誰かが失敗したときに叱ったり罰を与えたりすることも時には必要かもしれませんが、それよりも「今後同じような失敗を繰り返さないようにするにはどうしたら良いか」を考えることの方が重要だと考えられています。

罰を与えることで失敗が減ることもありますが、罰を恐れるあまり失敗を隠蔽する人が出てくるというリスクがあります。これは失敗の発見や適切な対応を遅らせることにつながり、その結果、影響範囲が拡大したり、問題が深刻化したりする原因にもなりえます。

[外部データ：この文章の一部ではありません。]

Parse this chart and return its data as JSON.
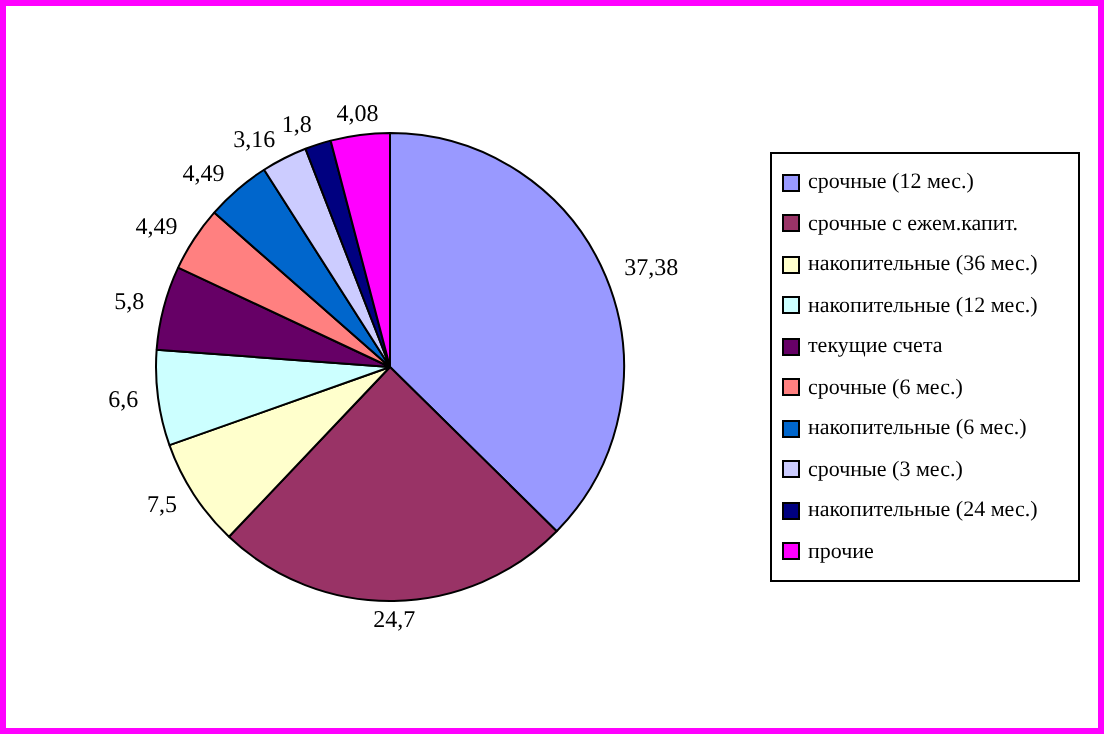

また、処分を与えられた本人は反省するかもしれませんが、個人的な反省だけでは不十分な場合もあります。組織の中で発生する失敗は、様々な因子が重なった結果生じるものです。重要な仕事が行われるとき、その過程では、確認作業などいくつかの手続き経るのが普通です。だとすると、以下のような疑問が生まれます。

・途中でミスが発見されなかったのはなぜか?
・正しい手順が踏まれなかったのであれば、なぜ省かれたのか?
・確認作業が不十分だったなら、今後は既存の工程をどのように補うべきか?

関係者が集まって反省会を行い、ミスの原因を多角的に議論していくと、一人では思いつかなかったようなシステム上の欠陥や、改善点が見えてくるものです。こうした反省会のことを不謹慎ですがpostmortem(検死解剖)と呼ぶことがあります。その場では誰の責任かといったことは問題にされず、あくまで根本原因の追究と改善点の立案が論点になります。

責任のなすり合いは建設的な議論の妨げになります。解決へつながる大事な情報が見落とされたり、非難を恐れて省かれたりする恐れがあります。また、事実だけを検討していくことは、冷静に問題点を分析することを可能にします。

組織が人間で構成されている以上、事故が起きることは免れません。しかし、一つ一つの失敗がその組織に何らかの改善をもたらすことができれば、私たち失敗とよりうまく付き合っていけるのではないでしょうか。